The issue of Do Not Track versus Do Not Target is fundamental to online behavioral tracking. In a dissenting opinion, Commissioner J. Thomas Rosch raised questions about industry figures such as the Digital Advertising Alliance’s influence on W3C process: “It may be that the firms professing an interest in self-regulation are really talking about a “Do Not Target” mechanism, which would only prevent a firm from serving targeted ads, rather than a “Do Not Track” mechanism, which would prevent the collection of consumer data altogether.”
We share Commissioner Rosch’s concerns. EFF is working through the W3C process with the good faith belief that the consensus end-result will provide users with a meaningful form of protection from tracking, not just the display of targeted advertisements. By continuing to engage in this forum with both industry figures and other consumer advocates, EFF is committed to ensuring that a real Do Not Track mechanism is created and we’re sending representatives to Washington D.C. next month to fight for users and innovators in the next W3C meeting.
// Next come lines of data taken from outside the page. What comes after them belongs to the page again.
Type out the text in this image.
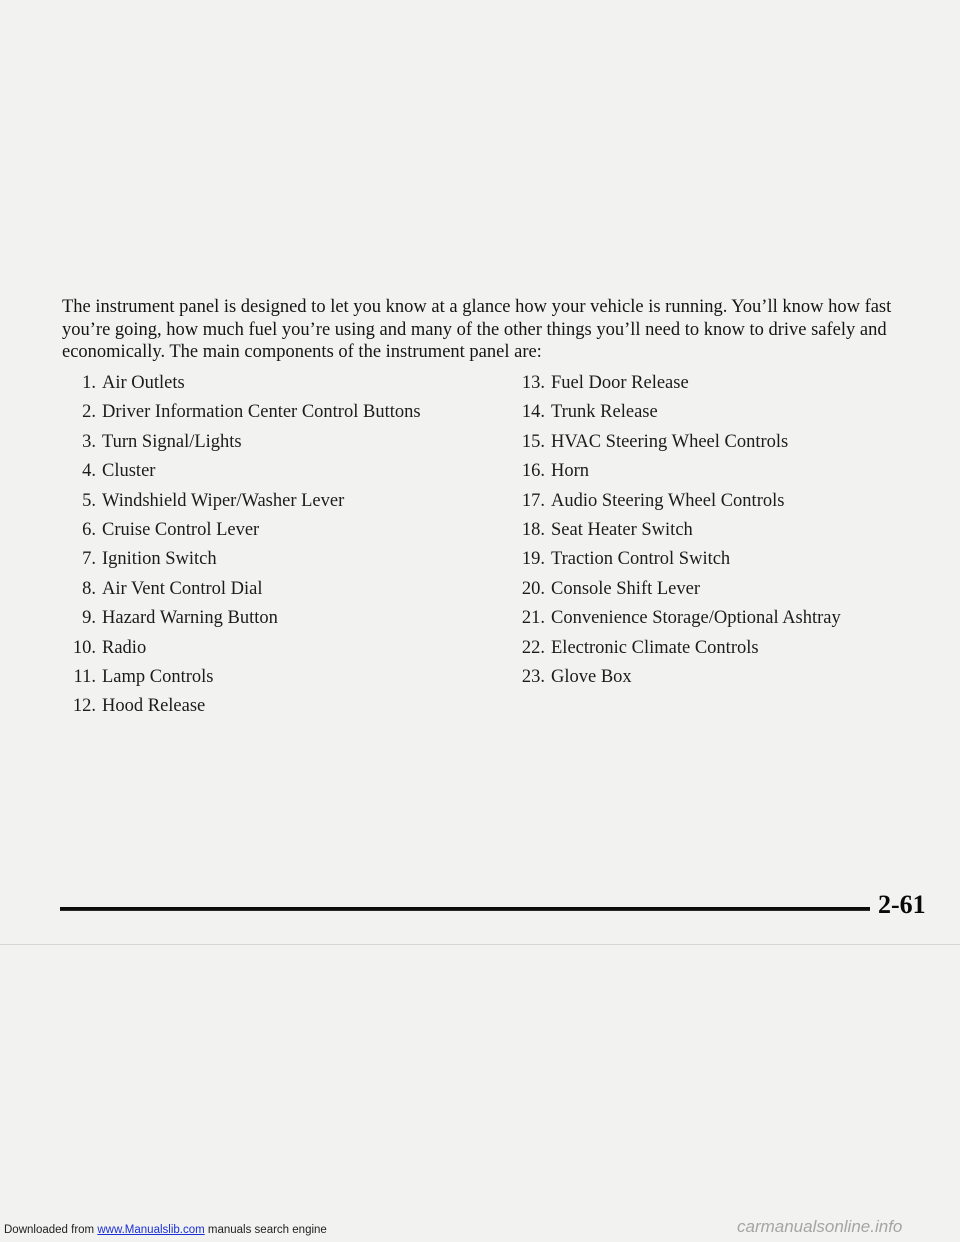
The instrument panel is designed to let you know at a glance how your vehicle is running. You’ll know how fast you’re going, how much fuel you’re using and many of the other things you’ll need to know to drive safely and economically. The main components of the instrument panel are:

1. Air Outlets
2. Driver Information Center Control Buttons
3. Turn Signal/Lights
4. Cluster
5. Windshield Wiper/Washer Lever
6. Cruise Control Lever
7. Ignition Switch
8. Air Vent Control Dial
9. Hazard Warning Button
10. Radio
11. Lamp Controls
12. Hood Release
13. Fuel Door Release
14. Trunk Release
15. HVAC Steering Wheel Controls
16. Horn
17. Audio Steering Wheel Controls
18. Seat Heater Switch
19. Traction Control Switch
20. Console Shift Lever
21. Convenience Storage/Optional Ashtray
22. Electronic Climate Controls
23. Glove Box
2-61
Downloaded from www.Manualslib.com manuals search engine	carmanualsonline.info
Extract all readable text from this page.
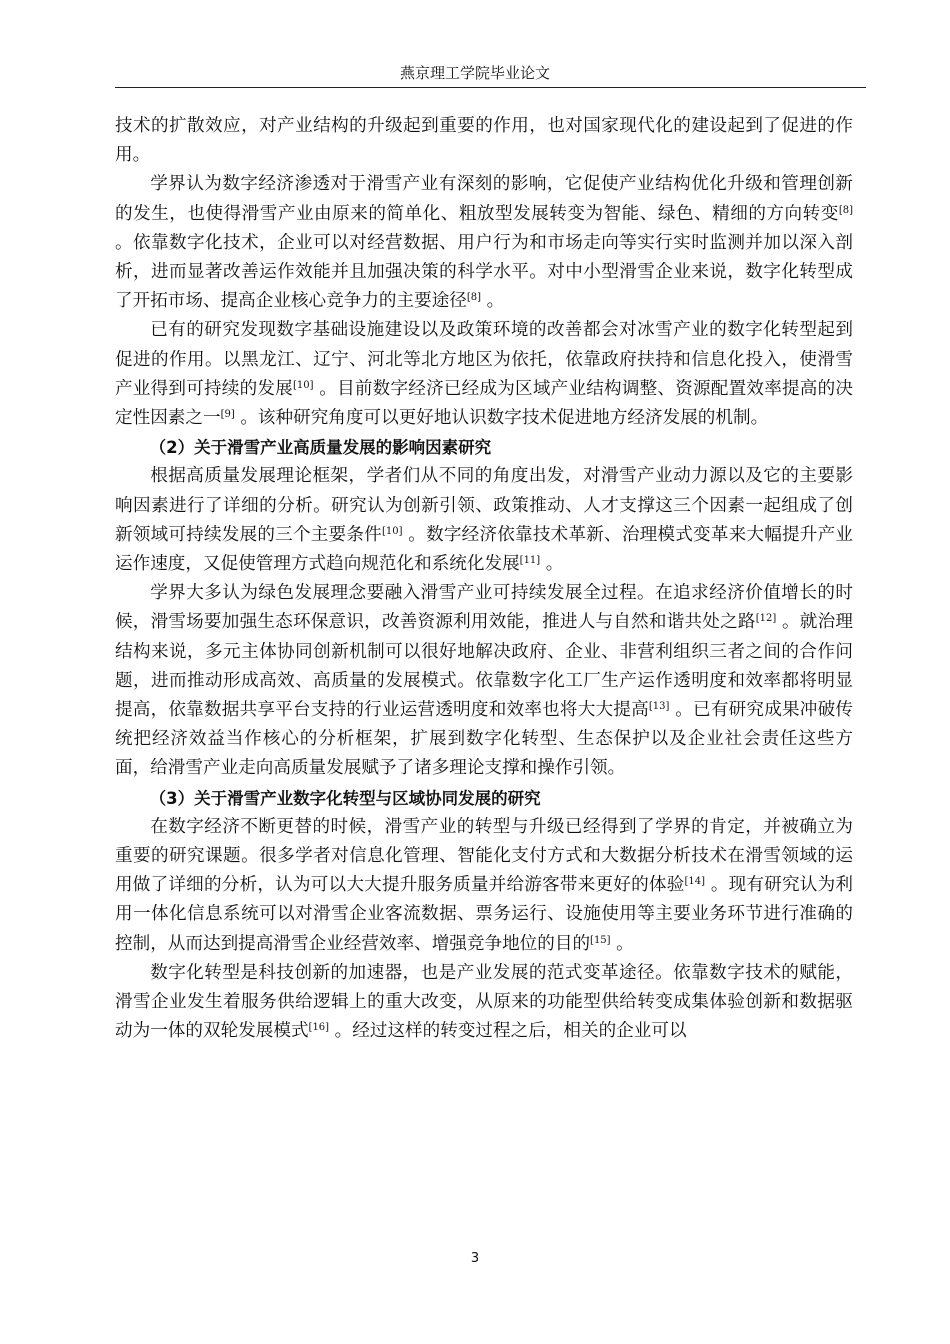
燕京理工学院毕业论文

技术的扩散效应，对产业结构的升级起到重要的作用，也对国家现代化的建设起到了促进的作用。

学界认为数字经济渗透对于滑雪产业有深刻的影响，它促使产业结构优化升级和管理创新的发生，也使得滑雪产业由原来的简单化、粗放型发展转变为智能、绿色、精细的方向转变[8] 。依靠数字化技术，企业可以对经营数据、用户行为和市场走向等实行实时监测并加以深入剖析，进而显著改善运作效能并且加强决策的科学水平。对中小型滑雪企业来说，数字化转型成了开拓市场、提高企业核心竞争力的主要途径[8] 。

已有的研究发现数字基础设施建设以及政策环境的改善都会对冰雪产业的数字化转型起到促进的作用。以黑龙江、辽宁、河北等北方地区为依托，依靠政府扶持和信息化投入，使滑雪产业得到可持续的发展[10] 。目前数字经济已经成为区域产业结构调整、资源配置效率提高的决定性因素之一[9] 。该种研究角度可以更好地认识数字技术促进地方经济发展的机制。

（2）关于滑雪产业高质量发展的影响因素研究

根据高质量发展理论框架，学者们从不同的角度出发，对滑雪产业动力源以及它的主要影响因素进行了详细的分析。研究认为创新引领、政策推动、人才支撑这三个因素一起组成了创新领域可持续发展的三个主要条件[10] 。数字经济依靠技术革新、治理模式变革来大幅提升产业运作速度，又促使管理方式趋向规范化和系统化发展[11] 。

学界大多认为绿色发展理念要融入滑雪产业可持续发展全过程。在追求经济价值增长的时候，滑雪场要加强生态环保意识，改善资源利用效能，推进人与自然和谐共处之路[12] 。就治理结构来说，多元主体协同创新机制可以很好地解决政府、企业、非营利组织三者之间的合作问题，进而推动形成高效、高质量的发展模式。依靠数字化工厂生产运作透明度和效率都将明显提高，依靠数据共享平台支持的行业运营透明度和效率也将大大提高[13] 。已有研究成果冲破传统把经济效益当作核心的分析框架，扩展到数字化转型、生态保护以及企业社会责任这些方面，给滑雪产业走向高质量发展赋予了诸多理论支撑和操作引领。

（3）关于滑雪产业数字化转型与区域协同发展的研究

在数字经济不断更替的时候，滑雪产业的转型与升级已经得到了学界的肯定，并被确立为重要的研究课题。很多学者对信息化管理、智能化支付方式和大数据分析技术在滑雪领域的运用做了详细的分析，认为可以大大提升服务质量并给游客带来更好的体验[14] 。现有研究认为利用一体化信息系统可以对滑雪企业客流数据、票务运行、设施使用等主要业务环节进行准确的控制，从而达到提高滑雪企业经营效率、增强竞争地位的目的[15] 。

数字化转型是科技创新的加速器，也是产业发展的范式变革途径。依靠数字技术的赋能，滑雪企业发生着服务供给逻辑上的重大改变，从原来的功能型供给转变成集体验创新和数据驱动为一体的双轮发展模式[16] 。经过这样的转变过程之后，相关的企业可以

3
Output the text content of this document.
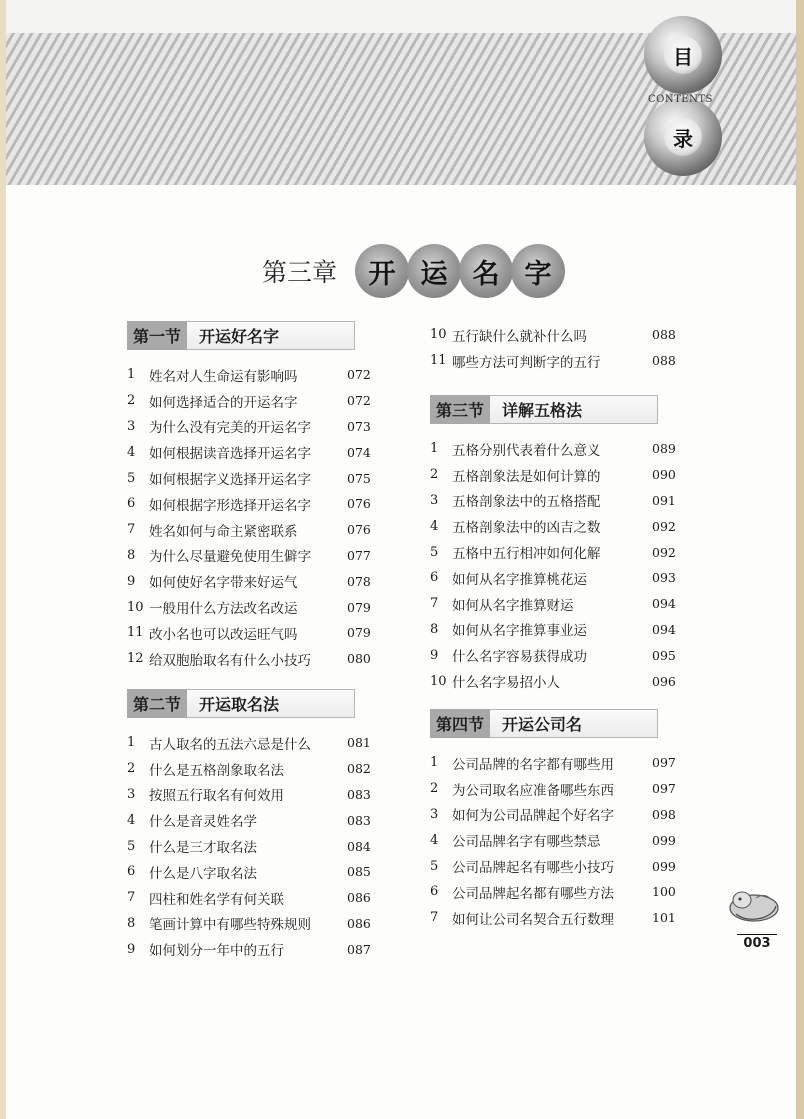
目
录
CONTENTS
第三章	开 运 名 字
第一节	开运好名字
1	姓名对人生命运有影响吗	072
2	如何选择适合的开运名字	072
3	为什么没有完美的开运名字	073
4	如何根据读音选择开运名字	074
5	如何根据字义选择开运名字	075
6	如何根据字形选择开运名字	076
7	姓名如何与命主紧密联系	076
8	为什么尽量避免使用生僻字	077
9	如何使好名字带来好运气	078
10 一般用什么方法改名改运	079
11 改小名也可以改运旺气吗	079
12 给双胞胎取名有什么小技巧	080
第二节	开运取名法
1	古人取名的五法六忌是什么	081
2	什么是五格剖象取名法	082
3	按照五行取名有何效用	083
4	什么是音灵姓名学	083
5	什么是三才取名法	084
6	什么是八字取名法	085
7	四柱和姓名学有何关联	086
8	笔画计算中有哪些特殊规则	086
9	如何划分一年中的五行	087
10 五行缺什么就补什么吗	088
11 哪些方法可判断字的五行	088
第三节	详解五格法
1	五格分别代表着什么意义	089
2	五格剖象法是如何计算的	090
3	五格剖象法中的五格搭配	091
4	五格剖象法中的凶吉之数	092
5	五格中五行相冲如何化解	092
6	如何从名字推算桃花运	093
7	如何从名字推算财运	094
8	如何从名字推算事业运	094
9	什么名字容易获得成功	095
10 什么名字易招小人	096
第四节	开运公司名
1	公司品牌的名字都有哪些用	097
2	为公司取名应准备哪些东西	097
3	如何为公司品牌起个好名字	098
4	公司品牌名字有哪些禁忌	099
5	公司品牌起名有哪些小技巧	099
6	公司品牌起名都有哪些方法	100
7	如何让公司名契合五行数理	101
003
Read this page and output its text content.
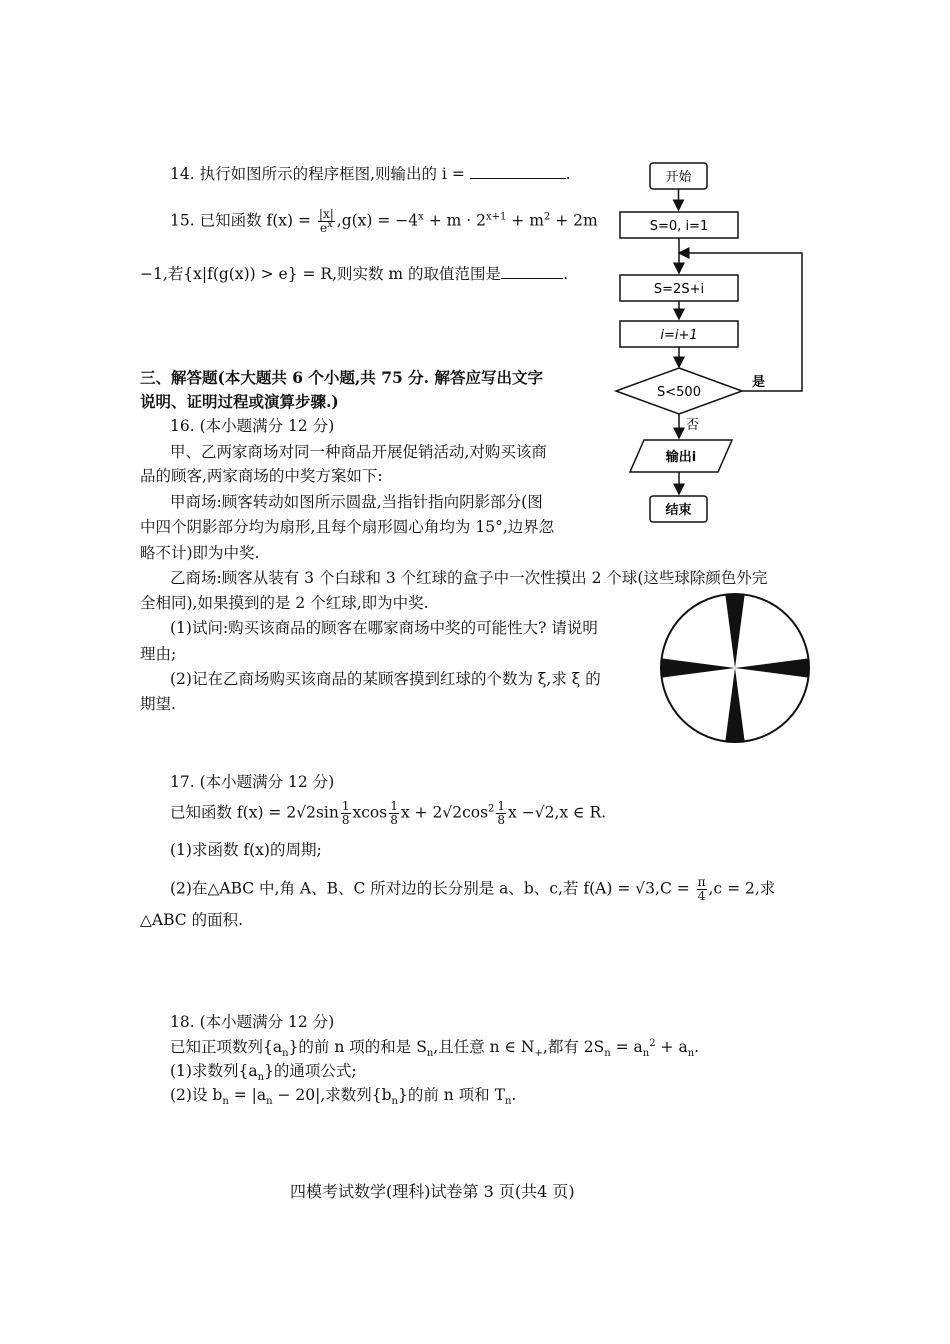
14. 执行如图所示的程序框图,则输出的 i =	.
15. 已知函数 $f(x) = \frac{|x|}{e^x} ,g(x) = -4^x + m \cdot 2^{x+1} + m^2 + 2m$
−1,若{x|f(g(x)) > e} = R,则实数 m 的取值范围是	.
三、解答题(本大题共 6 个小题,共 75 分. 解答应写出文字
说明、证明过程或演算步骤.)
16. (本小题满分 12 分)
甲、乙两家商场对同一种商品开展促销活动,对购买该商
品的顾客,两家商场的中奖方案如下:
甲商场:顾客转动如图所示圆盘,当指针指向阴影部分(图
中四个阴影部分均为扇形,且每个扇形圆心角均为 15°,边界忽
略不计)即为中奖.
乙商场:顾客从装有 3 个白球和 3 个红球的盒子中一次性摸出 2 个球(这些球除颜色外完
全相同),如果摸到的是 2 个红球,即为中奖.
(1)试问:购买该商品的顾客在哪家商场中奖的可能性大? 请说明
理由;
(2)记在乙商场购买该商品的某顾客摸到红球的个数为 ξ,求 ξ 的
期望.
17. (本小题满分 12 分)
已知函数 $f(x) = 2√2\sin \frac{1}{8}$ xcos $\frac{1}{8}$ $x + 2√2\cos^2 \frac{1}{8}$ x −√2,x ∈ R.
(1)求函数 f(x)的周期;
(2)在△ABC 中,角 A、B、C 所对边的长分别是 a、b、c,若 $f(A) = √3,C = \frac{\pi}{4} ,c = 2$,求
△ABC 的面积.
18. (本小题满分 12 分)
已知正项数列$\{a_n\}$的前 n 项的和是 $S_n$,且任意 n ∈ $N_+$,都有 $2S_n = a_n^2 + a_n$.
(1)求数列$\{a_n\}$的通项公式;
(2)设 $b_n = |a_n - 20|$,求数列$\{b_n\}$的前 n 项和 $T_n$.
开始
S=0, i=1
S=2S+i
i=i+1
S<500
是
否
输出i
结束
四模考试数学(理科)试卷第 3 页(共4 页)
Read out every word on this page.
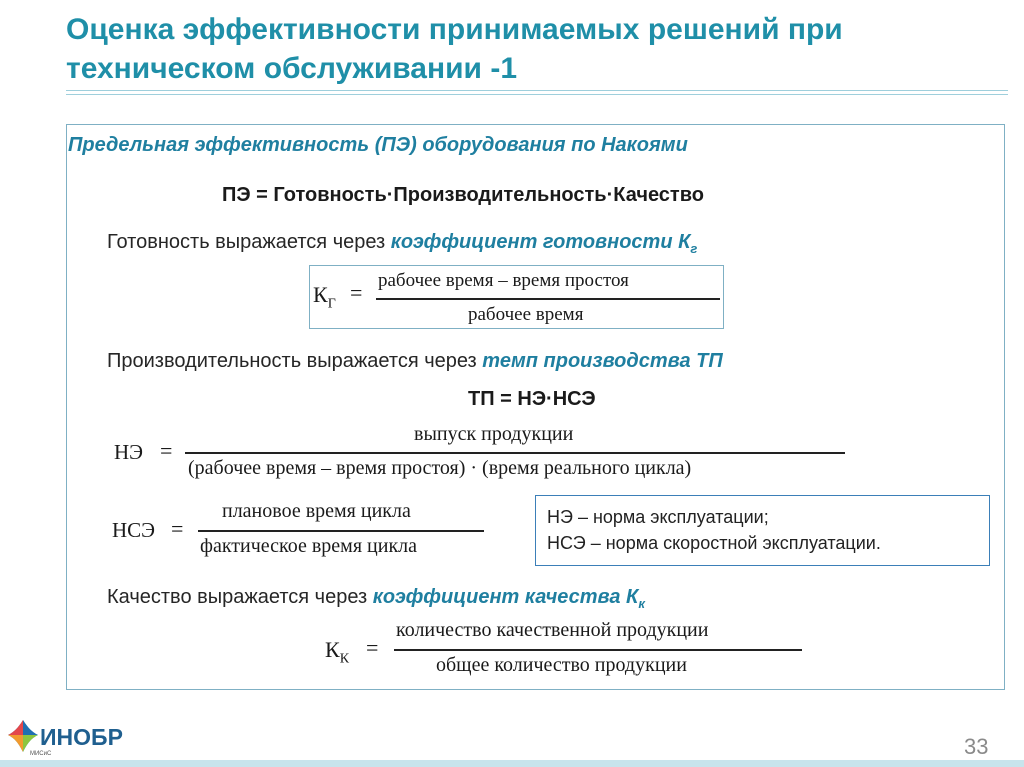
Оценка эффективности принимаемых решений при
техническом обслуживании -1
Предельная эффективность (ПЭ) оборудования по Накоями
ПЭ = Готовность·Производительность·Качество
Готовность выражается через коэффициент готовности $К_г$
$К_Г$ = рабочее время – время простоя
рабочее время
Производительность выражается через темп производства ТП
ТП = НЭ·НСЭ
НЭ =
выпуск продукции
(рабочее время – время простоя) · (время реального цикла)
НСЭ =
плановое время цикла
фактическое время цикла
НЭ – норма эксплуатации;
НСЭ – норма скоростной эксплуатации.
Качество выражается через коэффициент качества $К_к$
$К_К$ =
количество качественной продукции
общее количество продукции
ИНОБР
МИСиС	33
We were pleased that the FTC sang the praises of the HTTPS Everywhere Firefox Addon (developed by EFF and the Tor Project) as a mechanism to give users privacy and security when they browse the web. If you haven’t downloaded HTTPS Everywhere, you should do it now—it’s free in both senses of the word and we’ve even got a beta version available for Chrome.
Advocacy groups like the Privacy Rights Clearinghouse and the World Privacy Forum have done substantial work articulating the privacy concerns around data brokers. “Data brokers” is a loose term to describe a wide amalgamation of different companies who collect data on individuals through public, semi-public, and occasionally private sources in both the online and offline worlds and then repurpose this data for business purposes, such as selling data in bulk to large advertisers or creating websites that list individual profiles of individuals. As the FTC correctly noted, many consumers are unaware that these companies exist. As the Privacy Rights Clearinghouse explains on its site, companies in this largely unregulated industry may not offer users a way to opt out of having data included in broker lists, may charge fees to have data removed, and may repost data at a later date that was suppressed at a user’s request.
The FTC articulated the problems with data brokers and reaffirmed its support for legislation that would provide individuals with access to their personal data held by these companies. In addition, the FTC urged the data broker industry to create a central website that would explain the access rights and other options (e.g. opt out choices) available to consumers and links to exercising these choices. Notably, the Privacy Rights Clearinghouse has already gotten things started with its Online Data Vendors List.
We think this is a strong first step, but the FTC could easily have urged data brokers to provide a single website through which users can opt-out of having their data listed by any online data brokers. Right now, not all data brokers provide users with a method to opt-out of having their data personally display personal data listed. A user who wants her information removed from these sites has little legal weight to force companies to respect her choice. One exception to this is California’s recently passed Personal Information: Internet Disclosure Prohibition. Introduced by Senator Ellen Corbett, the law prohibits websites from intentionally posting the home addresses of individuals enrolled in California’s Safe at Home program (such as victims of stalking and domestic violence who enroll in the state-wide address protection program). Outside of this very narrow category of users, individuals have no right to have their data suppressed from publicly displayed data broker records.
In general, we’re pleased by the new privacy framework set forth by the Commission. We hope Congress, the Commerce Department, and industry figures will turn to it as they continue crafting policy around user data in coming years.